Both x and Cx permute $\mathbb{F}_{q^{2}}$, it follows that

$\begin{equation} \{(Cx)^{q} +Cx \mid x \in \mathbb{F}_{q^{2}}\} = \{x^{q} +x \mid x \in \mathbb{F}_{q^{2}}\}. \end{equation}$

(3.7)

Combining (3.6), (3.7) and Lemma 3 yields

$\{(Cx)^{q} +Cx \mid x \in \mathbb{F}_{q^{2}}\}=\{ 0\} \cup\{ \xi^{(q +1)i}: i= 1, 2, \cdots, q-1 \}.$

Since $\omega =\xi^{(q^{2} -1)/d}$, we have

$\{\big( (Cx)^{q} +Cx \big)^{(q^{2} -1)/d} \mid x \in \mathbb{F}_{q^{2}}\} = \{ 0\}\cup \{ \omega^{(q +1)i}: i= 1, 2, \cdots, q-1 \}.$

Since d is an odd divisor of q-1,

$\gcd(q+1, d)=\gcd(q-1+2, d)=\gcd(2, d)=1, $

and so $\{(q+1)i \mid i=1, \cdots, d \}$ is a complete set of residues modulo d. Consequently,

$\{\big( (Cx)^{q} +Cx \big)^{(q^{2} -1)/d} \mid x \in \mathbb{F}_{q^{2}}\} = \{ 0, \omega, \omega^2, \cdots, \omega^d \} $

and eq. (3.5) has a solution for any $k \in [d]$. Therefore $f_b(\theta^{-1}(\omega^b)) \cap f_d(\theta^{-1}(\omega^d)) \ne \emptyset$, and so $f(x)$ is not a PP of $\mathbb{F}_{q^{2}}$.
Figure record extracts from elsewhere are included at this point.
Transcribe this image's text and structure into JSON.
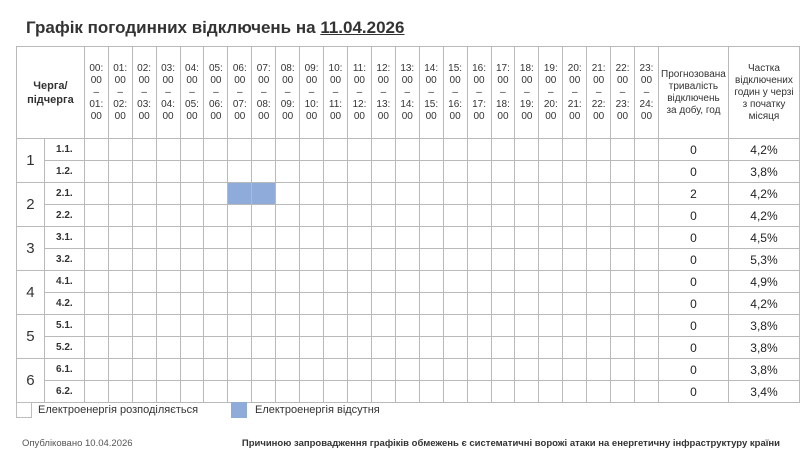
{
  "title": {
    "prefix": "Графік погодинних відключень на",
    "date": "11.04.2026"
  },
  "table": {
    "queue_header": "Черга/ підчерга",
    "predicted_header": "Прогнозована тривалість відключень за добу, год",
    "share_header": "Частка відключених годин у черзі з початку місяця",
    "hours": [
      {
        "start": "00:00",
        "end": "01:00"
      },
      {
        "start": "01:00",
        "end": "02:00"
      },
      {
        "start": "02:00",
        "end": "03:00"
      },
      {
        "start": "03:00",
        "end": "04:00"
      },
      {
        "start": "04:00",
        "end": "05:00"
      },
      {
        "start": "05:00",
        "end": "06:00"
      },
      {
        "start": "06:00",
        "end": "07:00"
      },
      {
        "start": "07:00",
        "end": "08:00"
      },
      {
        "start": "08:00",
        "end": "09:00"
      },
      {
        "start": "09:00",
        "end": "10:00"
      },
      {
        "start": "10:00",
        "end": "11:00"
      },
      {
        "start": "11:00",
        "end": "12:00"
      },
      {
        "start": "12:00",
        "end": "13:00"
      },
      {
        "start": "13:00",
        "end": "14:00"
      },
      {
        "start": "14:00",
        "end": "15:00"
      },
      {
        "start": "15:00",
        "end": "16:00"
      },
      {
        "start": "16:00",
        "end": "17:00"
      },
      {
        "start": "17:00",
        "end": "18:00"
      },
      {
        "start": "18:00",
        "end": "19:00"
      },
      {
        "start": "19:00",
        "end": "20:00"
      },
      {
        "start": "20:00",
        "end": "21:00"
      },
      {
        "start": "21:00",
        "end": "22:00"
      },
      {
        "start": "22:00",
        "end": "23:00"
      },
      {
        "start": "23:00",
        "end": "24:00"
      }
    ],
    "groups": [
      {
        "label": "1",
        "subqueues": [
          {
            "label": "1.1.",
            "off_hours": [],
            "predicted": "0",
            "share": "4,2%"
          },
          {
            "label": "1.2.",
            "off_hours": [],
            "predicted": "0",
            "share": "3,8%"
          }
        ]
      },
      {
        "label": "2",
        "subqueues": [
          {
            "label": "2.1.",
            "off_hours": [
              6,
              7
            ],
            "predicted": "2",
            "share": "4,2%"
          },
          {
            "label": "2.2.",
            "off_hours": [],
            "predicted": "0",
            "share": "4,2%"
          }
        ]
      },
      {
        "label": "3",
        "subqueues": [
          {
            "label": "3.1.",
            "off_hours": [],
            "predicted": "0",
            "share": "4,5%"
          },
          {
            "label": "3.2.",
            "off_hours": [],
            "predicted": "0",
            "share": "5,3%"
          }
        ]
      },
      {
        "label": "4",
        "subqueues": [
          {
            "label": "4.1.",
            "off_hours": [],
            "predicted": "0",
            "share": "4,9%"
          },
          {
            "label": "4.2.",
            "off_hours": [],
            "predicted": "0",
            "share": "4,2%"
          }
        ]
      },
      {
        "label": "5",
        "subqueues": [
          {
            "label": "5.1.",
            "off_hours": [],
            "predicted": "0",
            "share": "3,8%"
          },
          {
            "label": "5.2.",
            "off_hours": [],
            "predicted": "0",
            "share": "3,8%"
          }
        ]
      },
      {
        "label": "6",
        "subqueues": [
          {
            "label": "6.1.",
            "off_hours": [],
            "predicted": "0",
            "share": "3,8%"
          },
          {
            "label": "6.2.",
            "off_hours": [],
            "predicted": "0",
            "share": "3,4%"
          }
        ]
      }
    ]
  },
  "legend": {
    "on_label": "Електроенергія розподіляється",
    "off_label": "Електроенергія відсутня",
    "on_color": "#ffffff",
    "off_color": "#8fabd9"
  },
  "footer": {
    "published": "Опубліковано 10.04.2026",
    "reason": "Причиною запровадження графіків обмежень є систематичні ворожі атаки на енергетичну інфраструктуру країни"
  }
}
Permutation polynomials of the form $(x^{q} -x +c)^{\frac{k(q^{2}-1)}{d}\, +1} +x^{q} +x$ over $\mathbb{F}_{q^{2}}$ are presented, where $1 \le k <d$ and d is an arbitrary positive divisor of q-1. This result generalizes a known class of permutation polynomials.